No-one else came by.
Chapter 26
Nathan left it almost too late to make it home before nightfall and as he pulled up the windows of the house were glowing. He slammed his car door and stopped as his eyes fell on the large gum tree across the yard. Beneath it, hard to see in the growing dark but impossible to miss, was a gaping black hole.
Nathan walked over and stood at the edge. Cameron’s grave lay deep and empty, ready for tomorrow. There were no howls from the dingoes that night and the air felt hot and thick as Nathan turned his back and trudged to the house. The voices coming from the kitchen were muffled but urgent as he closed the screen door behind him.
‘You said – no, don’t give me that bullshit – you said we could try it –’
‘For God’s sake, I know, Bub, but I have a thousand other things to –’
Three faces looked up as Nathan walked in.
‘Great. Here come your reinforcements,’ Bub snapped at Ilse, who was sitting at the kitchen table. She was wearing the same clothes Nathan had seen her in earlier at the stockman’s grave, and was staring firmly into a glass of wine. Bub looked to have been pacing, his face set, while Liz hovered in the no-man’s-land between them.
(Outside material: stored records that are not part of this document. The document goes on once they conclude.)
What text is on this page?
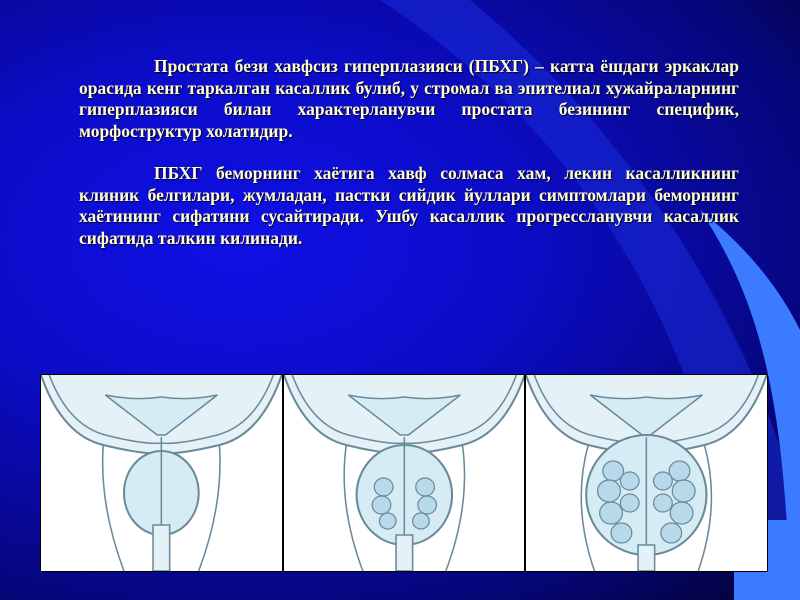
Простата бези хавфсиз гиперплазияси (ПБХГ) – катта ёшдаги эркаклар орасида кенг таркалган касаллик булиб, у стромал ва эпителиал хужайраларнинг гиперплазияси билан характерланувчи простата безининг специфик, морфоструктур холатидир.

ПБХГ беморнинг хаётига хавф солмаса хам, лекин касалликнинг клиник белгилари, жумладан, пастки сийдик йуллари симптомлари беморнинг хаётининг сифатини сусайтиради. Ушбу касаллик прогрессланувчи касаллик сифатида талкин килинади.
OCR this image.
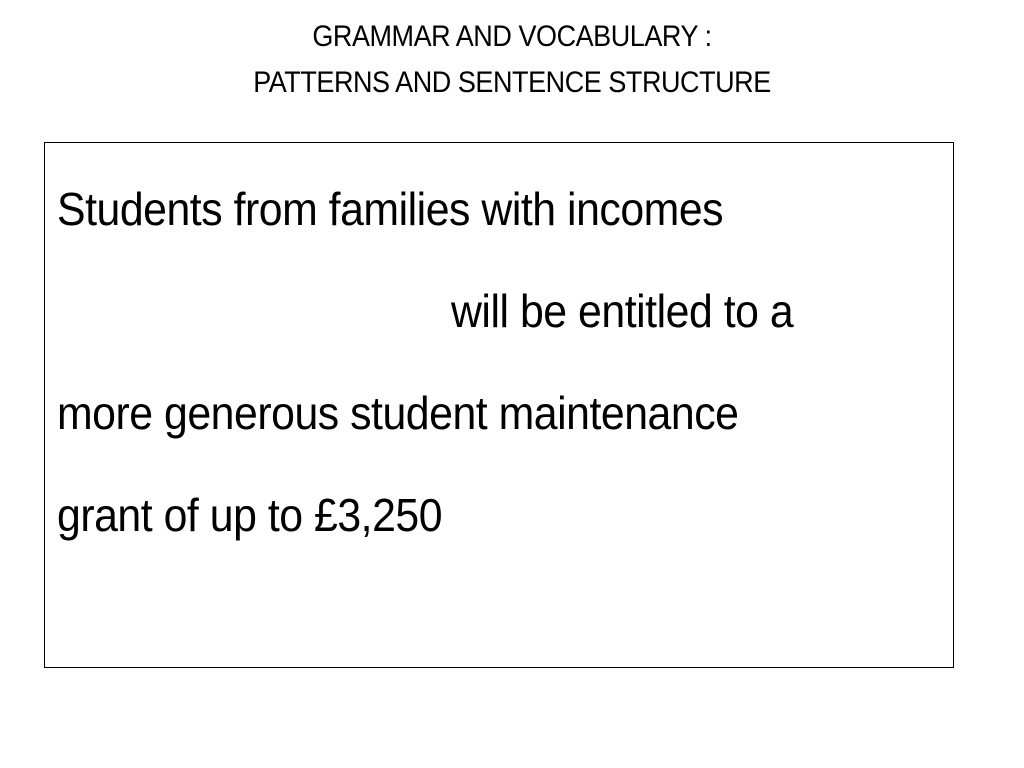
GRAMMAR AND VOCABULARY :
PATTERNS AND SENTENCE STRUCTURE
Students from families with incomes
will be entitled to a
more generous student maintenance
grant of up to £3,250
‘Bub, just calm down. Please.’ Liz shot a glance at Nathan. ‘You’ve been a very long time.’
‘I was checking something at the fence line. What’s going on here?’
‘Nothing,’ Ilse said.
‘It’s not bloody nothing.’ Bub sounded like he’d been drinking. ‘I’m not bloody taking orders –’
‘No-one’s asking you to, Bub!’
Bub looked at Nathan. ‘You tell her. You thought my mustering plan was a good idea, didn’t you?’
‘Wait –’ Nathan felt lost. ‘That’s what this is about?’
‘Tell her.’ Bub’s voice was rising. ‘Tell her that I’m right about this.’
Nathan frowned. ‘I haven’t even had a chance –’
‘No. Of course not. Jesus, I bloody knew it would be like this.’ Bub closed his eyes. ‘This is bullshit.’